For inspiration about how this thing could look, I also suggest glancing at the Japanese HTTP/2 group's HPACK test cases, which go one step further and include representations from multiple real world implementations: that is potentially a convenient stretch goal (essentially, you run the "test" backwards: given these headers and this version etc., what serialisation does your implementation produce?).

Anyway, that's me weighing in: if people want help, I'm happy to assist. =)

[tailhook]

Sounds good. But also note, that we use httparse for all the heavy-lifting of header parsing.

This means in rotor http we will probably need to test length determination, chunk coalescing, and similar things, rather than invalid bytes in headers.
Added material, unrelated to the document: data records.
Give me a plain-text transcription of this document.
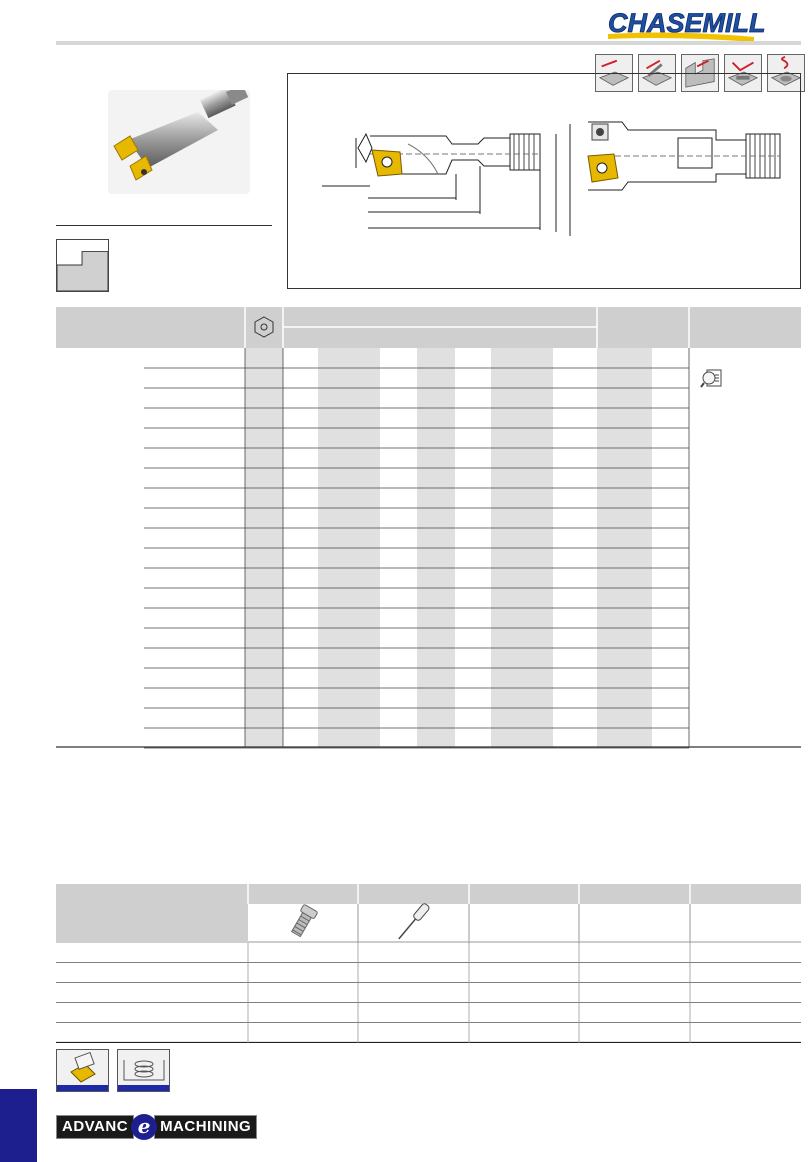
CHASEMILL
ADVANC e MACHINING
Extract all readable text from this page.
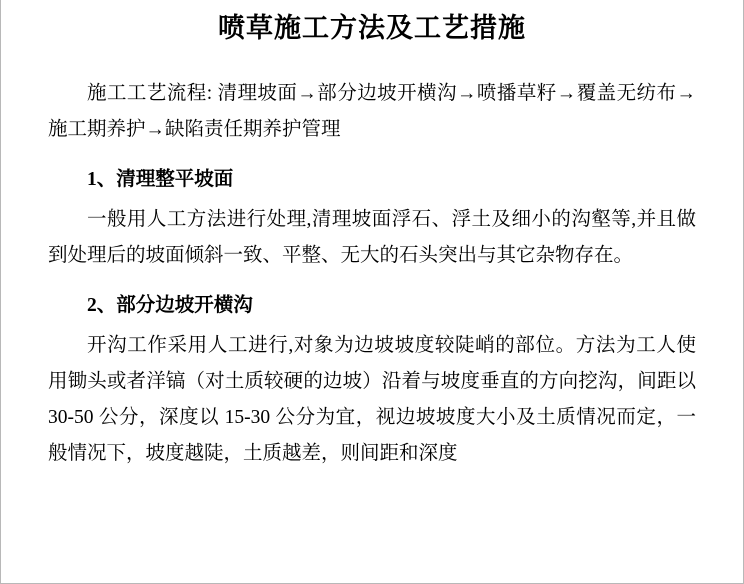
喷草施工方法及工艺措施

施工工艺流程: 清理坡面→部分边坡开横沟→喷播草籽→覆盖无纺布→施工期养护→缺陷责任期养护管理

1、清理整平坡面

一般用人工方法进行处理,清理坡面浮石、浮土及细小的沟壑等,并且做到处理后的坡面倾斜一致、平整、无大的石头突出与其它杂物存在。

2、部分边坡开横沟

开沟工作采用人工进行,对象为边坡坡度较陡峭的部位。方法为工人使用锄头或者洋镐（对土质较硬的边坡）沿着与坡度垂直的方向挖沟，间距以 30-50 公分，深度以 15-30 公分为宜，视边坡坡度大小及土质情况而定，一般情况下，坡度越陡，土质越差，则间距和深度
But a suit of tests which could be shared across the implementations sounds promising anyway.

[pyfisch]

For the client http://httpbin.org could be used to test a wide range of requests and responses.

[tailhook]

Okay. I've added few tests for server-size implementation (https://github.com/tailhook/rotor-http/blob/master/src/server/parser.rs#L755) they are far from being comprehensive but already catched some bugs. @pyfisch, could you take a look?

[tailhook]

Okay. We have now all needed mocks for unittesting the rotor-http, and some tests. I feel this could be closed.

If anybody can come with more specific proposal about data-driven tests. Feel free to open another issue for that.